Second: We have the corresponding healing abutment but the diameter or height is less than needed.
Third: When we want to obtain a certain emergency profile that will fit the tooth to be restored and how to develop the personalized healing abutments.
When receiving patients that had been treated with dental implants by other clinicians, is possible that the patient does not have the specific documentation and description of the inseted implant, and that radigraphically we cannot distinguish the brand, model and connection of the submerged implant. In the case that in the implant exposure surgery, none of the healing abutments available in the office fits the implant that we need to restore, we can act in the way we are going to show in the following images:
Fig 1.- This picutre shows a model simulating the a common situation, where surgically the healing abutment is exposed.
Fig 2.- We remove the cover screw, determining in that moment the type of connection present in the implant. As we do not have healing abutments for that conection, we decided to create a healing abutment by bonding composite resins to the cover screw.
Fig 3.- The cover screw is thoroughly washed, decontaminated and ready to be prepared for the adhesive procedure.
Fig 4.- Over the external surface a 50 micron Aluminium Oxyde sand blast is applied until we achieve a homogeneous opaque surface. The surface will be washed with water spray and dried with air.
Fig 5.- We will apply an hydrophobic bonding over the treated titanium surface and thinned with air in order to avoid excess.
Fig 6.- We will prepare the body of the screwdriver by lubricating it with vaseline, creating a thin layer that will impede the composite to stick to the metal.
Fig 7.- The screwdriver is inserted firmly in the cavity of the cover screw.
Fig 8.- With a syringhe tip, we will aplly a small quantity of flowable resin, wetting very well the previosly treated surface of the cover scre and embracing the body of the screw driver tip.
Fig 9.- Polymerization, it is recomemnded to spin slowly the ensemble to polymerize all the way around.
Fig 10.- With a metallic instrument and silicon tips, we will apply the composite paste, shaping the future healing abutment with the desired diameter and height needed for the clinical case.
Fig 11.- We polymerize again, this time a long 60 second polymerization, achieving a complete hardening of the resin. TIP: Holding the screw by the threads with a tweezer, doing a traction movement we can separate the screw driver form the modified screw.
Fig 12.- Now is time to finish and polish the new abutment, with abrasive discs, abrasive rubbers, and brushes to give the final shape, polishing and luster. Surface shining is necessary to facilitate the higyene and avoid plaque retention.

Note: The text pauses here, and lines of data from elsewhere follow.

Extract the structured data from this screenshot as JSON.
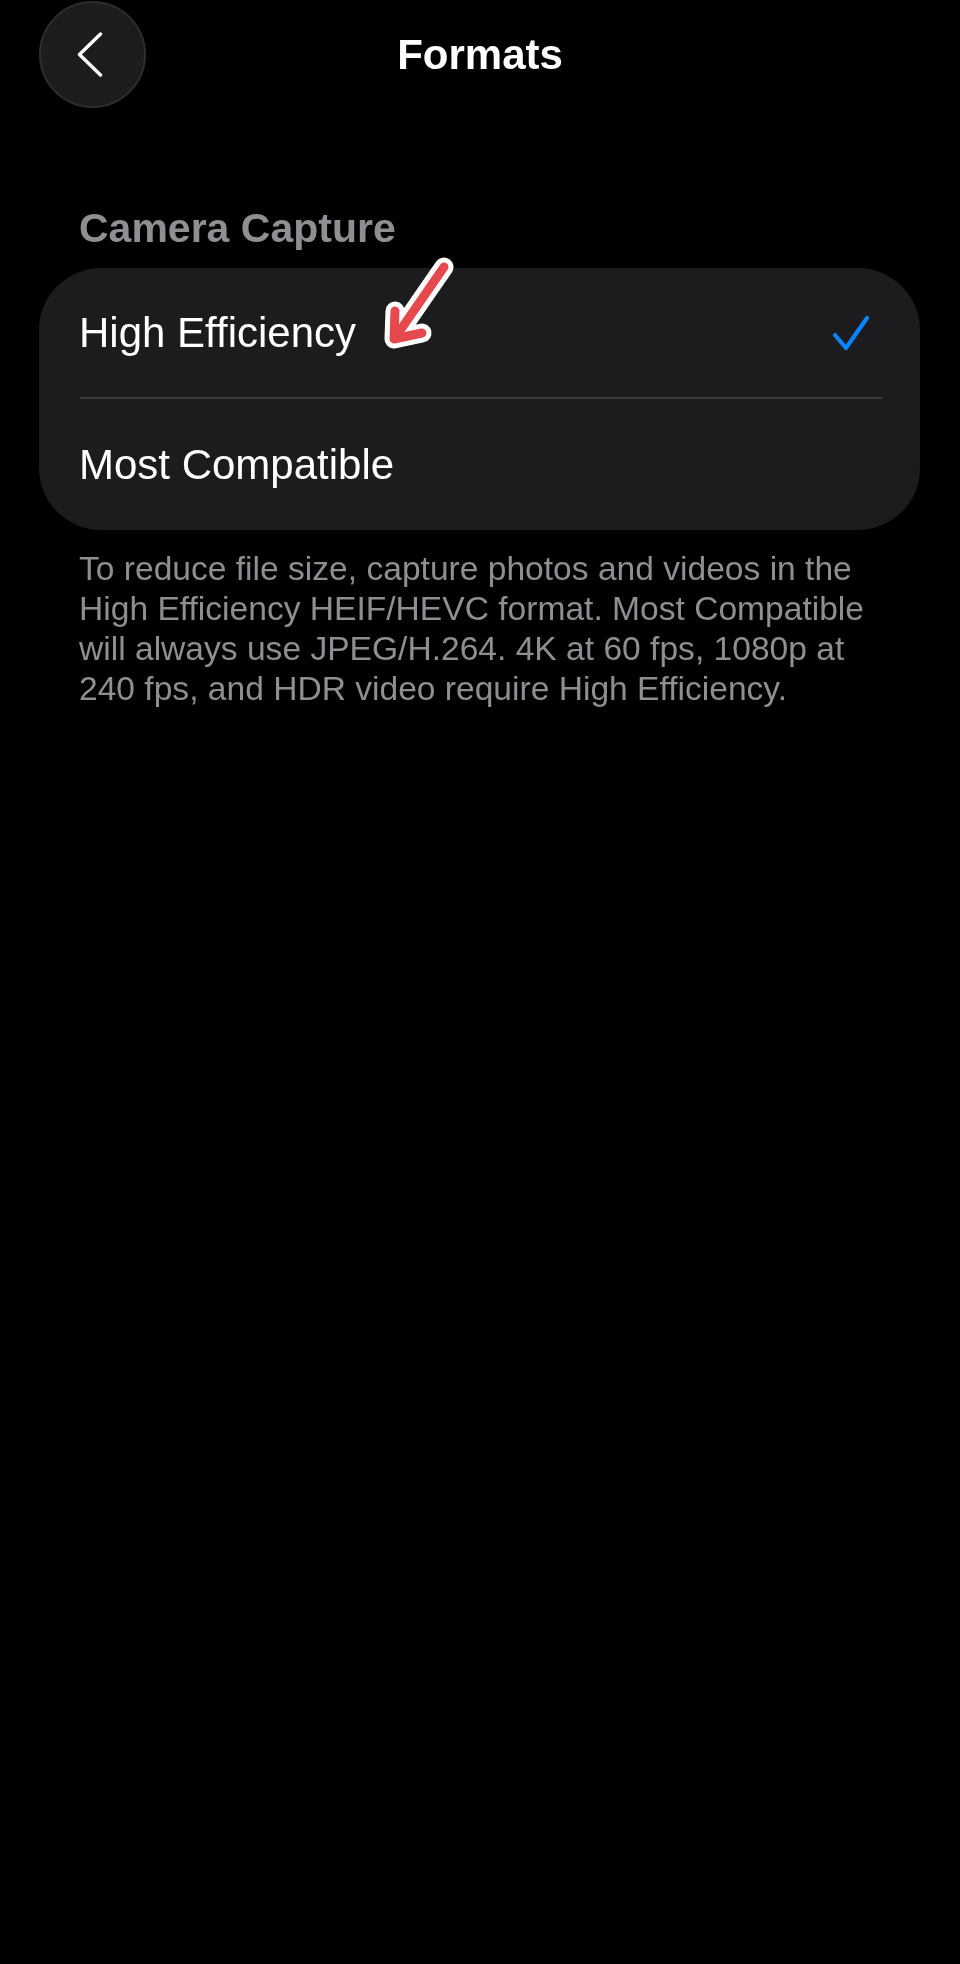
{
  "nav": {
    "title": "Formats"
  },
  "sections": [
    {
      "header": "Camera Capture",
      "options": [
        {
          "label": "High Efficiency",
          "selected": true
        },
        {
          "label": "Most Compatible",
          "selected": false
        }
      ],
      "footer": "To reduce file size, capture photos and videos in the High Efficiency HEIF/HEVC format. Most Compatible will always use JPEG/H.264. 4K at 60 fps, 1080p at 240 fps, and HDR video require High Efficiency."
    }
  ]
}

Fig 13.- To the left of the image we can see a healing abutment produced in titanium industrially by the company, and to the right the modified healing abutment using our technique.
Fig 14.- By sterilizing the healing abutment, we can immediately place it in the wound to star the healing stage. TIP: Take into account that when introducing the screwdriver we should make it snap in the bottom of the titanium in order to avoid breakage of the modification that can happen by twisting the scredriver on the resin..
ConclusionsHere is just one option to solve a case in a situation that can occur; with these elements available in almost any office that performs implant rehabilitation, without using the required components of the manufacturer that were unavailable at that time.